When Christoffer Boe made Allegro, he was faced with the almost impossible task to follow up Reconstruction with a film that would meet, preferably even exceed people's expectations. Allegro doesn't quite cut it, but man does it come close. It's a different film altogether and it's difficult to compare it directly to Reconstruction, but Boe's signature is clearly present, making it into another cinematic spectacle.
For whatever reason, Allegro (much like the rest of Boe's oeuvre) never made the same splash as Reconstruction did. By now you have to look far and hard to even catch a glimpse of a possible English-friendly DVD release, which is a real shame because Boe is one of Europe's biggest talents. That said, Allegro is quite hard on its audience, all too ready to alienate them from what is a beautiful and emotional film.
Allegro is a very harsh mix of traditional arthouse cinema injected with an overdose of modern film making. The setting is as classic as they come though. The main protagonist is Zetterstrøm, a talented piano player, moving around inside a realm of very decent and high-class people. But that's just how it all starts off. After a disastrous romance Zetterstrøm literally locks up his memories and emotions in a box. The box explodes, blows up into its own micro universe and takes over a part of Kopenhagen.
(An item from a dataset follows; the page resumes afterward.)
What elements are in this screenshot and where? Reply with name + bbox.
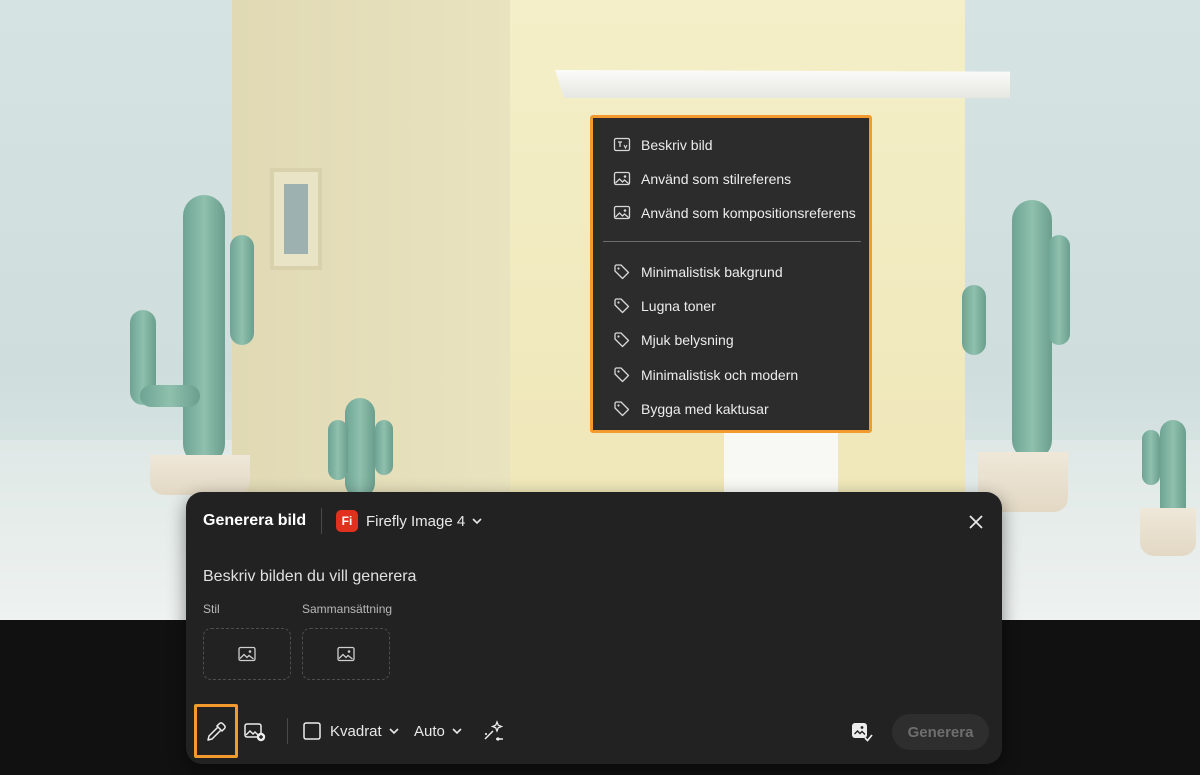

Scientists are at odds with the phenomenon, unable to find a proper explanation for what has happened. They label the place "The Zone" (there's your Stalker link) and leave it as is, since nothing bad seems to be happening (apart from the fact that a small part of Kopenhagen has now completely been shut off from the rest of the world). In the meantime, Zetterstrøm goes on living his life, continuously improving himself as a piano player. That is, until he gets an invitation to return to Kopenhagen and to visit The Zone. Not your typical arthouse story, now is it?
Visually Allegro is nothing less than stunning. Boe finds the perfect balance between nervous, edgy camera work and lavishly stylized visuals. Boe's zooms, pans, jerky shots and noisy image quality may sound like a recipe for ugly realism, but Allegro is filled with superb images that linger throughout the film (a style that Von Trier managed to copy really well in Antichrist). As for the CG, it is surprisingly effective. There isn't all that much, but it's more than just some functional bit processing, even adding to the overall stylistic impression of the film.
The soundtrack is probably the most traditional part of Allegro. It is a selection of piano tunes, very much in line with the subject of course, but not very daring. That said, it's a quality selection of musical pieces and Boe dares to stray from the beaten path, at times incorporating darker, more ambient-like pieces into his film. It's not as exciting as I'd hoped it would be, but Boe clearly knows how to incorporate music into his films.
The acting is overall strong too. Ulrich Thomsen takes up the role of Zetterstrøm and does so with great conviction. He brings a lot of pain and depth to his character, without making him too sad or whiny. Christensen is solid as Zetterstrøm's romantic interest (though no contest for Reconstruction's Bonnevie), Moritzen and Nicolas Bro (a Boe regular) both have strong secondary roles.
At its core, Allegro is a deceptively simple story about loss and romance, wrapped in a strange, allegoric sci-fi/fantasy setup. The result is refreshing and works well on both accounts. The drama is strong and convincing while the fantasy aspect is novel and exciting. It's a great combination of elements, but it could deter more traditionally inclined film fans who could find it difficult to accept both worlds in one single film.
I think Reconstruction still comes out as the winner when comparing both films to each other, but the difference in quality is ever so slight and the way Boe confirms his status with Allegro is simply amazing. The result is a strong, unique and captivating film that draws a few parallels to older classics, but stands well on its own. A true delight, sadly looked over by most people. It's a shame that people lost track of Boe because the man is one of the most visionary directors of modern cinema and deserves to be recognized.